How is it you @abnfrog do your S-Drills? As a "tech instructor" the long hose gets pulled from bands on the back mounted cylinder and passed to the OOG diver. You then remove your whole BPW and stow the hose back in your bands or do you have your dive buddy do it? I have never seen this taught in ANY technical class. If I had showed up to my Full Cave class with a long hose in some bands on my backgas, I am sure I would have either been quickly corrected or shown the door on the class.
 
And then to stow you just hog loop it. I know you think you are clever but I was asking a legitimate question. I have never heard of anyone using bands on a back mount tank to stow a longhose.

I highly doubt he thinks he is clever, because the bands on the back gas is shown in older NSS-CDS cavern and cave diving manuals.
 
I highly doubt he thinks he is clever, because the bands on the back gas is shown in older NSS-CDS cavern and cave diving manuals.

Define older. 2 years ago or 20 years ago.
 
I highly doubt he thinks he is clever, because the bands on the back gas is shown in older NSS-CDS cavern and cave diving manuals.

You ARE correct. I went back and looked at the 1988 NSS-CDS Cavern manual and it does list the bands on the tank as an "alternative" way to stow the hose. It also mentions how you use J-Valves and so forth. So yes, 30yrs ago stowing the long hose on the back mounted single tank in the Cavern was listed as a way AFTER the primary method of "hog loop".

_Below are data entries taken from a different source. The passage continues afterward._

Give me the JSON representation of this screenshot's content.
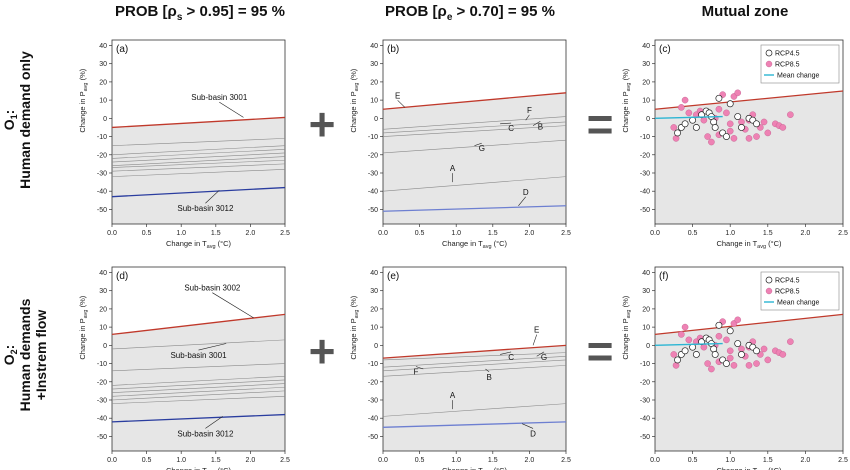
{
  "column_titles": [
    {
      "main": "PROB [ρ",
      "sub": "s",
      "rest": " > 0.95] = 95 %"
    },
    {
      "main": "PROB [ρ",
      "sub": "e",
      "rest": " > 0.70] = 95 %"
    },
    {
      "main": "Mutual zone",
      "sub": "",
      "rest": ""
    }
  ],
  "row_titles": [
    {
      "line1": "O",
      "line1_sub": "1",
      "line1_rest": ":",
      "line2": "Human demand only"
    },
    {
      "line1": "O",
      "line1_sub": "2",
      "line1_rest": ":",
      "line2": "Human demands",
      "line3": "+Instrem flow"
    }
  ],
  "operators": {
    "plus": "+",
    "equals": "="
  },
  "axes": {
    "xlabel_main": "Change in T",
    "xlabel_sub": "avg",
    "xlabel_rest": " (°C)",
    "ylabel_main": "Change in P",
    "ylabel_sub": "avg",
    "ylabel_rest": " (%)",
    "xlim": [
      0,
      2.5
    ],
    "ylim": [
      -58,
      43
    ],
    "xticks": [
      "0.0",
      "0.5",
      "1.0",
      "1.5",
      "2.0",
      "2.5"
    ],
    "yticks": [
      "40",
      "30",
      "20",
      "10",
      "0",
      "-10",
      "-20",
      "-30",
      "-40",
      "-50"
    ]
  },
  "legend": {
    "rcp45": "RCP4.5",
    "rcp85": "RCP8.5",
    "mean": "Mean change"
  },
  "colors": {
    "upper": "#c0392b",
    "lower": "#2a3d9f",
    "lower_light": "#6d7fd1",
    "gray": "#8a8a8a",
    "fill": "#e6e6e6",
    "mean": "#2bb5d3",
    "rcp85": "#ee82b4"
  },
  "chart_data": [
    {
      "type": "line",
      "panel": "(a)",
      "x": [
        0,
        2.5
      ],
      "series": [
        {
          "name": "Sub-basin 3001",
          "role": "upper",
          "values": [
            -5,
            0.5
          ]
        },
        {
          "name": "",
          "role": "gray",
          "values": [
            -15,
            -11
          ]
        },
        {
          "name": "",
          "role": "gray",
          "values": [
            -20,
            -15
          ]
        },
        {
          "name": "",
          "role": "gray",
          "values": [
            -22,
            -17
          ]
        },
        {
          "name": "",
          "role": "gray",
          "values": [
            -24,
            -19
          ]
        },
        {
          "name": "",
          "role": "gray",
          "values": [
            -26,
            -21
          ]
        },
        {
          "name": "",
          "role": "gray",
          "values": [
            -27,
            -23
          ]
        },
        {
          "name": "",
          "role": "gray",
          "values": [
            -29,
            -25
          ]
        },
        {
          "name": "",
          "role": "gray",
          "values": [
            -32,
            -28
          ]
        },
        {
          "name": "Sub-basin 3012",
          "role": "lower",
          "values": [
            -43,
            -38
          ]
        }
      ],
      "labels": [
        {
          "text": "Sub-basin 3001",
          "x": 1.55,
          "y": 10,
          "px": 1.9,
          "py": 0.5
        },
        {
          "text": "Sub-basin 3012",
          "x": 1.35,
          "y": -51,
          "px": 1.55,
          "py": -39.5
        }
      ]
    },
    {
      "type": "line",
      "panel": "(b)",
      "x": [
        0,
        2.5
      ],
      "series": [
        {
          "name": "E",
          "role": "upper",
          "values": [
            5,
            14
          ]
        },
        {
          "name": "F",
          "role": "gray",
          "values": [
            -6,
            1
          ]
        },
        {
          "name": "C",
          "role": "gray",
          "values": [
            -8,
            -2
          ]
        },
        {
          "name": "B",
          "role": "gray",
          "values": [
            -10,
            -4
          ]
        },
        {
          "name": "G",
          "role": "gray",
          "values": [
            -19,
            -12
          ]
        },
        {
          "name": "A",
          "role": "gray",
          "values": [
            -40,
            -32
          ]
        },
        {
          "name": "D",
          "role": "lower_light",
          "values": [
            -51,
            -48
          ]
        }
      ],
      "labels": [
        {
          "text": "E",
          "x": 0.2,
          "y": 11,
          "px": 0.3,
          "py": 6
        },
        {
          "text": "F",
          "x": 2.0,
          "y": 3,
          "px": 1.95,
          "py": -1
        },
        {
          "text": "C",
          "x": 1.75,
          "y": -7,
          "px": 1.6,
          "py": -3
        },
        {
          "text": "B",
          "x": 2.15,
          "y": -6,
          "px": 2.05,
          "py": -4
        },
        {
          "text": "G",
          "x": 1.35,
          "y": -18,
          "px": 1.25,
          "py": -15
        },
        {
          "text": "A",
          "x": 0.95,
          "y": -29,
          "px": 0.95,
          "py": -35
        },
        {
          "text": "D",
          "x": 1.95,
          "y": -42,
          "px": 1.85,
          "py": -48
        }
      ]
    },
    {
      "type": "scatter",
      "panel": "(c)",
      "x": [
        0,
        2.5
      ],
      "series": [
        {
          "name": "",
          "role": "upper",
          "values": [
            5,
            15
          ]
        },
        {
          "name": "RCP4.5",
          "role": "rcp45",
          "points": [
            [
              0.3,
              -8
            ],
            [
              0.35,
              -5
            ],
            [
              0.4,
              -3
            ],
            [
              0.5,
              -1
            ],
            [
              0.55,
              -5
            ],
            [
              0.62,
              2
            ],
            [
              0.68,
              4
            ],
            [
              0.72,
              3
            ],
            [
              0.75,
              1
            ],
            [
              0.78,
              -2
            ],
            [
              0.8,
              -5
            ],
            [
              0.85,
              11
            ],
            [
              0.9,
              -8
            ],
            [
              0.95,
              -10
            ],
            [
              1.0,
              8
            ],
            [
              1.1,
              1
            ],
            [
              1.15,
              -5
            ],
            [
              1.25,
              0
            ],
            [
              1.3,
              -1
            ],
            [
              1.35,
              -3
            ]
          ]
        },
        {
          "name": "RCP8.5",
          "role": "rcp85",
          "points": [
            [
              0.25,
              -5
            ],
            [
              0.28,
              -11
            ],
            [
              0.35,
              6
            ],
            [
              0.4,
              10
            ],
            [
              0.45,
              3
            ],
            [
              0.55,
              2
            ],
            [
              0.6,
              4
            ],
            [
              0.65,
              -1
            ],
            [
              0.7,
              -10
            ],
            [
              0.75,
              -13
            ],
            [
              0.8,
              0
            ],
            [
              0.85,
              5
            ],
            [
              0.9,
              13
            ],
            [
              0.95,
              3
            ],
            [
              1.0,
              -3
            ],
            [
              1.05,
              12
            ],
            [
              1.1,
              14
            ],
            [
              1.15,
              -2
            ],
            [
              1.2,
              -6
            ],
            [
              1.25,
              -1
            ],
            [
              1.3,
              2
            ],
            [
              1.35,
              -10
            ],
            [
              1.4,
              -5
            ],
            [
              1.45,
              -2
            ],
            [
              1.5,
              -8
            ],
            [
              1.6,
              -3
            ],
            [
              1.65,
              -4
            ],
            [
              1.7,
              -5
            ],
            [
              1.8,
              2
            ],
            [
              0.85,
              -9
            ],
            [
              1.05,
              -11
            ],
            [
              1.25,
              -11
            ],
            [
              1.0,
              -7
            ]
          ]
        },
        {
          "name": "Mean change",
          "role": "mean",
          "x": [
            0.0,
            0.9
          ],
          "values": [
            0,
            1
          ]
        }
      ]
    },
    {
      "type": "line",
      "panel": "(d)",
      "x": [
        0,
        2.5
      ],
      "series": [
        {
          "name": "Sub-basin 3002",
          "role": "upper",
          "values": [
            6,
            17
          ]
        },
        {
          "name": "Sub-basin 3001",
          "role": "gray",
          "values": [
            -2,
            3
          ]
        },
        {
          "name": "",
          "role": "gray",
          "values": [
            -14,
            -10
          ]
        },
        {
          "name": "",
          "role": "gray",
          "values": [
            -22,
            -17
          ]
        },
        {
          "name": "",
          "role": "gray",
          "values": [
            -24,
            -19
          ]
        },
        {
          "name": "",
          "role": "gray",
          "values": [
            -26,
            -21
          ]
        },
        {
          "name": "",
          "role": "gray",
          "values": [
            -28,
            -23
          ]
        },
        {
          "name": "",
          "role": "gray",
          "values": [
            -30,
            -25
          ]
        },
        {
          "name": "",
          "role": "gray",
          "values": [
            -32,
            -28
          ]
        },
        {
          "name": "Sub-basin 3012",
          "role": "lower",
          "values": [
            -42,
            -38
          ]
        }
      ],
      "labels": [
        {
          "text": "Sub-basin 3002",
          "x": 1.45,
          "y": 30,
          "px": 2.05,
          "py": 15
        },
        {
          "text": "Sub-basin 3001",
          "x": 1.25,
          "y": -7,
          "px": 1.65,
          "py": 1
        },
        {
          "text": "Sub-basin 3012",
          "x": 1.35,
          "y": -50,
          "px": 1.6,
          "py": -39
        }
      ]
    },
    {
      "type": "line",
      "panel": "(e)",
      "x": [
        0,
        2.5
      ],
      "series": [
        {
          "name": "E",
          "role": "upper",
          "values": [
            -7,
            0
          ]
        },
        {
          "name": "C",
          "role": "gray",
          "values": [
            -8,
            -4
          ]
        },
        {
          "name": "G",
          "role": "gray",
          "values": [
            -12,
            -6
          ]
        },
        {
          "name": "B",
          "role": "gray",
          "values": [
            -17,
            -11
          ]
        },
        {
          "name": "F",
          "role": "gray",
          "values": [
            -14,
            -8
          ]
        },
        {
          "name": "A",
          "role": "gray",
          "values": [
            -39,
            -32
          ]
        },
        {
          "name": "D",
          "role": "lower_light",
          "values": [
            -45,
            -42
          ]
        }
      ],
      "labels": [
        {
          "text": "E",
          "x": 2.1,
          "y": 7,
          "px": 2.05,
          "py": 0
        },
        {
          "text": "C",
          "x": 1.75,
          "y": -8,
          "px": 1.6,
          "py": -5
        },
        {
          "text": "G",
          "x": 2.2,
          "y": -8,
          "px": 2.1,
          "py": -6
        },
        {
          "text": "B",
          "x": 1.45,
          "y": -19,
          "px": 1.4,
          "py": -13
        },
        {
          "text": "F",
          "x": 0.45,
          "y": -16,
          "px": 0.55,
          "py": -13
        },
        {
          "text": "A",
          "x": 0.95,
          "y": -29,
          "px": 0.95,
          "py": -35
        },
        {
          "text": "D",
          "x": 2.05,
          "y": -50,
          "px": 1.9,
          "py": -43
        }
      ]
    },
    {
      "type": "scatter",
      "panel": "(f)",
      "x": [
        0,
        2.5
      ],
      "series": [
        {
          "name": "",
          "role": "upper",
          "values": [
            6,
            17
          ]
        },
        {
          "name": "RCP4.5",
          "role": "rcp45",
          "points": [
            [
              0.3,
              -8
            ],
            [
              0.35,
              -5
            ],
            [
              0.4,
              -3
            ],
            [
              0.5,
              -1
            ],
            [
              0.55,
              -5
            ],
            [
              0.62,
              2
            ],
            [
              0.68,
              4
            ],
            [
              0.72,
              3
            ],
            [
              0.75,
              1
            ],
            [
              0.78,
              -2
            ],
            [
              0.8,
              -5
            ],
            [
              0.85,
              11
            ],
            [
              0.9,
              -8
            ],
            [
              0.95,
              -10
            ],
            [
              1.0,
              8
            ],
            [
              1.1,
              1
            ],
            [
              1.15,
              -5
            ],
            [
              1.25,
              0
            ],
            [
              1.3,
              -1
            ],
            [
              1.35,
              -3
            ]
          ]
        },
        {
          "name": "RCP8.5",
          "role": "rcp85",
          "points": [
            [
              0.25,
              -5
            ],
            [
              0.28,
              -11
            ],
            [
              0.35,
              6
            ],
            [
              0.4,
              10
            ],
            [
              0.45,
              3
            ],
            [
              0.55,
              2
            ],
            [
              0.6,
              4
            ],
            [
              0.65,
              -1
            ],
            [
              0.7,
              -10
            ],
            [
              0.75,
              -13
            ],
            [
              0.8,
              0
            ],
            [
              0.85,
              5
            ],
            [
              0.9,
              13
            ],
            [
              0.95,
              3
            ],
            [
              1.0,
              -3
            ],
            [
              1.05,
              12
            ],
            [
              1.1,
              14
            ],
            [
              1.15,
              -2
            ],
            [
              1.2,
              -6
            ],
            [
              1.25,
              -1
            ],
            [
              1.3,
              2
            ],
            [
              1.35,
              -10
            ],
            [
              1.4,
              -5
            ],
            [
              1.45,
              -2
            ],
            [
              1.5,
              -8
            ],
            [
              1.6,
              -3
            ],
            [
              1.65,
              -4
            ],
            [
              1.7,
              -5
            ],
            [
              1.8,
              2
            ],
            [
              0.85,
              -9
            ],
            [
              1.05,
              -11
            ],
            [
              1.25,
              -11
            ],
            [
              1.0,
              -7
            ]
          ]
        },
        {
          "name": "Mean change",
          "role": "mean",
          "x": [
            0.0,
            0.9
          ],
          "values": [
            0,
            1
          ]
        }
      ]
    }
  ]
}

Needless to say if I had a tech instructor offer that as a legitimate solution for stowing the long hose, I would find another instructor.
 
heres the deal ive been an it for 19 years , you have your way (if you teach )I have mine (I teach other ways besides tank wrap ,(..DONT teach ,) in adv/nt class ..... in an ooa you are done with the dive ,rec class , at that point you can wrap around your neck and belt stow ......not engaging any more
 
2 bands go on the tank , you weave the hose under them keeps the stowed neatly and out of the way till you need them . 1 pull and it deploys

Wow, that sounds difficult and possibly hard to deploy in an emergency. The standard Hogarthian routing of the long hose (down the right side from the right post, and goes around something on the right hip (reel, can light, PVC tube, or just tucked if you really don't have anything there). Then up across the chest, behind the back of the neck and into your mouth. Extremely simple to donate, just duck your head and it's all there for the victim.

What is the advantage of weaving the hose under the tank bands? Seems like a lot of trouble, possible for it to catch on deployment behind your back where you can't fix it, and impossible to restow.

Seriously, why not the standard Hogarthian routing?
 
heres the deal ive been an it for 19 years

If THAT is the deal then it is startling. How many "technical" classes have you taught to stow a long hose in bands on a backmount gas supply? No one is picking, but you being not only a technical instructor but an instructor trainer have espoused a very unorthodox method of technical diving. People just want to know the mechanics of it and the rational. If, "Its just what I do" is your only answer, then it is very weak and if I was a student I would absolutely question it.